XHIO-FM
- Tuxtla Gutiérrez, Chiapas; Mexico;
- Frequency: 91.1 FM
- Branding: La Poderosa

Programming
- Format: Grupera and tropical music

Ownership
- Owner: Organización Radiodifusora Mexicana; (Radiodifusora XEIO-AM, S.A. de C.V.);
- Operator: Grupo AS Comunicación
- Sister stations: XHRPR-FM, XHUE-FM, XHLM-FM

History
- First air date: March 6, 1983 (concession)

Technical information
- ERP: 25 kW
- Transmitter coordinates: 16°45′20″N 93°08′58″W﻿ / ﻿16.75556°N 93.14944°W

Links
- Webcast: Listen live
- Website: grupoasradio.com

= XHIO-FM =

Radio station in Tuxtla Gutiérrez, Chiapas, Mexico

XHIO-FM is a radio station on 91.1 FM in Tuxtla Gutiérrez, Chiapas, Mexico.
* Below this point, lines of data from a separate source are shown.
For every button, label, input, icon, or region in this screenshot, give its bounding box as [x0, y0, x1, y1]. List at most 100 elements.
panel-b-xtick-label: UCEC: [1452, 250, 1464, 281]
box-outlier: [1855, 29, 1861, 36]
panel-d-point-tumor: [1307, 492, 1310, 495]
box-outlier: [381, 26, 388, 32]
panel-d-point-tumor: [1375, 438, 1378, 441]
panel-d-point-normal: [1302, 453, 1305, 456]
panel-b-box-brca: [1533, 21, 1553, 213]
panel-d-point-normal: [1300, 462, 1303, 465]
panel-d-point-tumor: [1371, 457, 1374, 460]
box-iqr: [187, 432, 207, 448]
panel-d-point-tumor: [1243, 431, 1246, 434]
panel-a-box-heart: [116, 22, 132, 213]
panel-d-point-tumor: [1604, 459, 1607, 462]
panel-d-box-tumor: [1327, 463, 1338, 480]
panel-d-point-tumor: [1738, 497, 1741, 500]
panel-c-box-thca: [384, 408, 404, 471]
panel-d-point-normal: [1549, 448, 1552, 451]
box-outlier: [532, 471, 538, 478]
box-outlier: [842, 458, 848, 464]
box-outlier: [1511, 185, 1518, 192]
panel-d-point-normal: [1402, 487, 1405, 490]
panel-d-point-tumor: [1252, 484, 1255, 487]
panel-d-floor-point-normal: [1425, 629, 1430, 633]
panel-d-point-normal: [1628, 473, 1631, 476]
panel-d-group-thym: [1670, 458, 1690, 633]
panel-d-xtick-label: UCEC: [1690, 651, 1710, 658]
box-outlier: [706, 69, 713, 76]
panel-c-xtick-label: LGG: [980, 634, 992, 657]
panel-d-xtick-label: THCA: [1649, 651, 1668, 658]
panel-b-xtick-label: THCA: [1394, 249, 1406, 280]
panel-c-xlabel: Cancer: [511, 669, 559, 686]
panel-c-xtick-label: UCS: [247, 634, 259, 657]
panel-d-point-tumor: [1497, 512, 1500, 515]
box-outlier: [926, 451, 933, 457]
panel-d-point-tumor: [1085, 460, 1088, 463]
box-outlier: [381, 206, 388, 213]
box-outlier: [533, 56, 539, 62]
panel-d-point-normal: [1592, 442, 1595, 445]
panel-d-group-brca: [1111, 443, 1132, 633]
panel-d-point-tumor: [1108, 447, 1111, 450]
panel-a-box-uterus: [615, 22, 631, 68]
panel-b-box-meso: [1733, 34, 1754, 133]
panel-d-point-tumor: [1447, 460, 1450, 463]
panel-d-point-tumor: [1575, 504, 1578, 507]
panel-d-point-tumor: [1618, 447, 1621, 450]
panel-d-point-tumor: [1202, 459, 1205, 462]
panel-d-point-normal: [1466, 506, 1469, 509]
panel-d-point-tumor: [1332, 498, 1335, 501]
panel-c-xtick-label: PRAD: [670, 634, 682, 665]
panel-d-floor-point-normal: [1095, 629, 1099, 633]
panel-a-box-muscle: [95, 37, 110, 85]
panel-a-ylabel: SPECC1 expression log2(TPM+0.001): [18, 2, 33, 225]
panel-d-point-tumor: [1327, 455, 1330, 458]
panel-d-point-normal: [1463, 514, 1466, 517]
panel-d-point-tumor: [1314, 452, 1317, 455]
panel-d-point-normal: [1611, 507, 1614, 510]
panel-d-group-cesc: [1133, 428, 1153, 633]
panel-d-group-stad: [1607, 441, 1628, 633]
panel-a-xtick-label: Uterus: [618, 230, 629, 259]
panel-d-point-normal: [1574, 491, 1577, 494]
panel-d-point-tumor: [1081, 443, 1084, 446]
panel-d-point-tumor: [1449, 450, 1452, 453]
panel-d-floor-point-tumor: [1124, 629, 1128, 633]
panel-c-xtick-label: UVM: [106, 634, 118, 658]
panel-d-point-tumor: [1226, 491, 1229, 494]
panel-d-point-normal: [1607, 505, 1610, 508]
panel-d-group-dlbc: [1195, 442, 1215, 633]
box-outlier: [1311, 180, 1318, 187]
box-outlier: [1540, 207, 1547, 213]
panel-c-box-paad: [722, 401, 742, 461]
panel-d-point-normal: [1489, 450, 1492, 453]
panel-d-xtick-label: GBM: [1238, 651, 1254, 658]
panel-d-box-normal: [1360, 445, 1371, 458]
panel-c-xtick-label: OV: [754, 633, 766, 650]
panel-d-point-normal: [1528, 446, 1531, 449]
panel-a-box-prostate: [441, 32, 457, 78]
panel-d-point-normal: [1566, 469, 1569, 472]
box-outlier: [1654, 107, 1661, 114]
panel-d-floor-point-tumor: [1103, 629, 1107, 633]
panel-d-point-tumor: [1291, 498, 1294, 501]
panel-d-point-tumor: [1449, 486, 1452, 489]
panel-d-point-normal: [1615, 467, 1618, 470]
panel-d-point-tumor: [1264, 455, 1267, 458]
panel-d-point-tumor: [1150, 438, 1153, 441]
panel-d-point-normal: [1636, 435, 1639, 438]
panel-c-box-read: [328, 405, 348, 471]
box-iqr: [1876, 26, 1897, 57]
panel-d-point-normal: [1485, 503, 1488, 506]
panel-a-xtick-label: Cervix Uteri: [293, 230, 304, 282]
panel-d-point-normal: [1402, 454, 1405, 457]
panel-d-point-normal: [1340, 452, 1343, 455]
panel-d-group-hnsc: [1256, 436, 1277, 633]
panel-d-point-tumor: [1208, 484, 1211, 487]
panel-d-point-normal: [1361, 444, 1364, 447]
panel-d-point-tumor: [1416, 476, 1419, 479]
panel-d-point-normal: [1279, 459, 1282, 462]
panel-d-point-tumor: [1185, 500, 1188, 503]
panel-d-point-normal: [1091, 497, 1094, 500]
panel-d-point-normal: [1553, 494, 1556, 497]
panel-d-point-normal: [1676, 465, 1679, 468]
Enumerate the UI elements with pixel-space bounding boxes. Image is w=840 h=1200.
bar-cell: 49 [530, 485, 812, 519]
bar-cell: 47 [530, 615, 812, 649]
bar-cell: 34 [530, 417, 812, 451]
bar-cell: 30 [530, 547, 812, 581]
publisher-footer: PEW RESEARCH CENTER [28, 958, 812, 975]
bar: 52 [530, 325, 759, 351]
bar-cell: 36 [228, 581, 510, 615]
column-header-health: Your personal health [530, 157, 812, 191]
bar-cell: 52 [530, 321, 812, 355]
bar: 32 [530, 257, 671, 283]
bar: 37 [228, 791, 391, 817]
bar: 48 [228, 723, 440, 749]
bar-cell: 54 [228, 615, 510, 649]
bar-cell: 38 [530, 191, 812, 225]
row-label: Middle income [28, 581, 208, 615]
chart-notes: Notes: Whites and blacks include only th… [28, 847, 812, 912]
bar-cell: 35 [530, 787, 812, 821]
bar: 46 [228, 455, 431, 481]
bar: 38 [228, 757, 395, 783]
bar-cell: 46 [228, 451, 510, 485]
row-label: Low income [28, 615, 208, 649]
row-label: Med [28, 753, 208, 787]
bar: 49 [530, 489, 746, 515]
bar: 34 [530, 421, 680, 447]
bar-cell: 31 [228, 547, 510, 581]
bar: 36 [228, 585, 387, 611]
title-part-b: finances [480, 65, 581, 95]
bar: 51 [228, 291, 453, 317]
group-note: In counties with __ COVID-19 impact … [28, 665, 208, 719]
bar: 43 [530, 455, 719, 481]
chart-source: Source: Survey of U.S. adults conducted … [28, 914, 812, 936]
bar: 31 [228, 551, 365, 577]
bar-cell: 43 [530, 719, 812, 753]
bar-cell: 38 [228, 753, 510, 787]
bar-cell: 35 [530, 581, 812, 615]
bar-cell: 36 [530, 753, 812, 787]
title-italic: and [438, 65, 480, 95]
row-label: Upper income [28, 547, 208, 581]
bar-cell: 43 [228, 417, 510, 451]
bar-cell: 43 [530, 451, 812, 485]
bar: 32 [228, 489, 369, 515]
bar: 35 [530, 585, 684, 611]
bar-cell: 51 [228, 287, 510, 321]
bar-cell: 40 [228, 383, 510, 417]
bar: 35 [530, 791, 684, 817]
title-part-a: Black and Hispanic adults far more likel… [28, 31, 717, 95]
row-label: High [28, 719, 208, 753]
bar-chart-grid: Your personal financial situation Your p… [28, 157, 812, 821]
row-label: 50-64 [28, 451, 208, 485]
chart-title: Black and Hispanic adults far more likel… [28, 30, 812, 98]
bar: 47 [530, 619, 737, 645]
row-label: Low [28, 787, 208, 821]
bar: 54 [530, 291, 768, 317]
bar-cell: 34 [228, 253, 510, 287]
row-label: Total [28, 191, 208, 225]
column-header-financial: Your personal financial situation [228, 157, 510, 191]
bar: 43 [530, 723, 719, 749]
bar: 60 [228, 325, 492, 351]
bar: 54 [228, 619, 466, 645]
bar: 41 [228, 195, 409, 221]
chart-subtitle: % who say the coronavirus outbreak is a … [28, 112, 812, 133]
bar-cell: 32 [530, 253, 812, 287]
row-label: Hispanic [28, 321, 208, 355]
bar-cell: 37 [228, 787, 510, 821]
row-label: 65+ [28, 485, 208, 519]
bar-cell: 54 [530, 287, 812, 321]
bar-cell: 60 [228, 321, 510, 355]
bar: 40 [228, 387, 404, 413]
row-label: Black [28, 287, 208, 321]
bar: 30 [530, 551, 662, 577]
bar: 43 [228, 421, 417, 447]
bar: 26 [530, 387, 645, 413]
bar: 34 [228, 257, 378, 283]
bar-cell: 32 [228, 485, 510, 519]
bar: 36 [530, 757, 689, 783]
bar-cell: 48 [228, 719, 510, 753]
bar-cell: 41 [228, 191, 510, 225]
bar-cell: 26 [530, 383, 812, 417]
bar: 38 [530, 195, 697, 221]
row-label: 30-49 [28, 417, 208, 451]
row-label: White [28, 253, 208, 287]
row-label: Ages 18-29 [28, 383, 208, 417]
The station is known as La Poderosa with a grupera and tropical music format.

==History==
XEIO-AM 840 received its concession on April 7, 1983, which is when it first came on the air. It was owned by Radiofónica de Chiapas, S.A. de C.V. and broadcast as a 10 kW daytimer. It later added nighttime transmissions at 2.5 kW.

It received clearance to move to FM in 2012.